POSMETRO MEDAN, Medan - Direktur Jenderal Bimbingan Masyarakat Islam Kementerian Agama Republik Indonesia Prof. Dr. Abu Rokhmad, M.Ag., menyerahkan Bantuan Tahap II Ditjen Bimas Islam Kemenag RI untuk Masjid dan Musholla Terdampak Bencana Alam (Sumut/Aceh) secara simbolis sekaligus Pembinaan ASN tentang Isu-isu Strategis dan Aktual Kebimasislaman Tahun 2026.
Kegiatan tersebut diselenggarakan di Aula Kantor Wilayah Kementerian Agama Provinsi Sumatera Utara, Kamis (3/9/2026), dihadiri Kepala Kantor Urusan Agama se Sumatera Utara dan anggota Asosiasi Penghulu Republik Indonesia (APRI) Provinsi Sumatera Utara.
Dirjen Bimas Islam Abu Rokhmad menekankan bahwa penanganan pascabencana tidak cukup hanya mengandalkan bantuan fisik maupun penggunaan teknologi modern.
Menurutnya, pemulihan lingkungan hidup menuntut perubahan fundamental pada pola perilaku manusia dalam berinteraksi dengan alam sekitar.
Abu Rokhmad menggarisbawahi pentingnya pendekatan ekoteologi sebagai solusi jangka panjang dalam mencegah bencana alam.

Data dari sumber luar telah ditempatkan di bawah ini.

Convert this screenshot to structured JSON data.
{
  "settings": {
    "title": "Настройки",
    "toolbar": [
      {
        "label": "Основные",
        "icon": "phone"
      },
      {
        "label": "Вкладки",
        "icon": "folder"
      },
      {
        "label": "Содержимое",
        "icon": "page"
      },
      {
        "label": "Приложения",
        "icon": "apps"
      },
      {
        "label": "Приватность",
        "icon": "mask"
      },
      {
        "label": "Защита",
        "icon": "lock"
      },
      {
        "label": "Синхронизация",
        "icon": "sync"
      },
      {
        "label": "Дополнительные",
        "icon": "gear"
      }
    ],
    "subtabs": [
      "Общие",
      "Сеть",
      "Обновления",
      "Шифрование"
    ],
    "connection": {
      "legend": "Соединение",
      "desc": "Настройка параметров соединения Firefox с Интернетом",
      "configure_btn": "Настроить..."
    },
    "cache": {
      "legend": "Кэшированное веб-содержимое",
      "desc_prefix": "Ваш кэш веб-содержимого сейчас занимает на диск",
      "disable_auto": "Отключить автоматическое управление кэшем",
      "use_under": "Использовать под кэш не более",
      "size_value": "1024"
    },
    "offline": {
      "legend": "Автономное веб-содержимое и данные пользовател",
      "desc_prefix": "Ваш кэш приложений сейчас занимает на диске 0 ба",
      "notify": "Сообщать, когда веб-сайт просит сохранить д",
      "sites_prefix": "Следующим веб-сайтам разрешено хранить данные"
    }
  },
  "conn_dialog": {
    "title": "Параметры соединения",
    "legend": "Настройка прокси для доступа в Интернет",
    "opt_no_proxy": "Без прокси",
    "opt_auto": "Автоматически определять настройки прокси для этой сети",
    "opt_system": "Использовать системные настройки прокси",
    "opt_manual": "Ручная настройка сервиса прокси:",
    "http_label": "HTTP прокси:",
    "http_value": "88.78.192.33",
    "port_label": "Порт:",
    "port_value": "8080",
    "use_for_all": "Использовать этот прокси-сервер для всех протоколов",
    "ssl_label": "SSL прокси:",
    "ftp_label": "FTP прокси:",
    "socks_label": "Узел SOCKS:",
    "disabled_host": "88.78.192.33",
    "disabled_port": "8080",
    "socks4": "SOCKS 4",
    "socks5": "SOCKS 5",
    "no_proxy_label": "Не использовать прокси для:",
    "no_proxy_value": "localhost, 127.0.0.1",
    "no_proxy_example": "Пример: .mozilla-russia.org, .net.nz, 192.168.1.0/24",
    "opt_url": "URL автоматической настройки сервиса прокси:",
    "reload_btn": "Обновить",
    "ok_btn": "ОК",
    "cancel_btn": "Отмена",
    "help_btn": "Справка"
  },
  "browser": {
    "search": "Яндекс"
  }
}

Kementerian Agama RI punya peran penting karena menyelamatkan alam semesta merupakan salah satu program prioritas yang wajib dijalankan demi keselamatan bangsa dan negara.
"Seberapapun besar bantuan dan canggihnya teknologi yang diturunkan, tidak akan bisa menggantikan perubahan perilaku kita terhadap alam. Bantuan puluhan miliar itu tidak ada artinya jika kita tidak menghentikan kerusakan dan tidak mulai menjaga lingkungan dari hal-hal kecil," tutur Dirjen.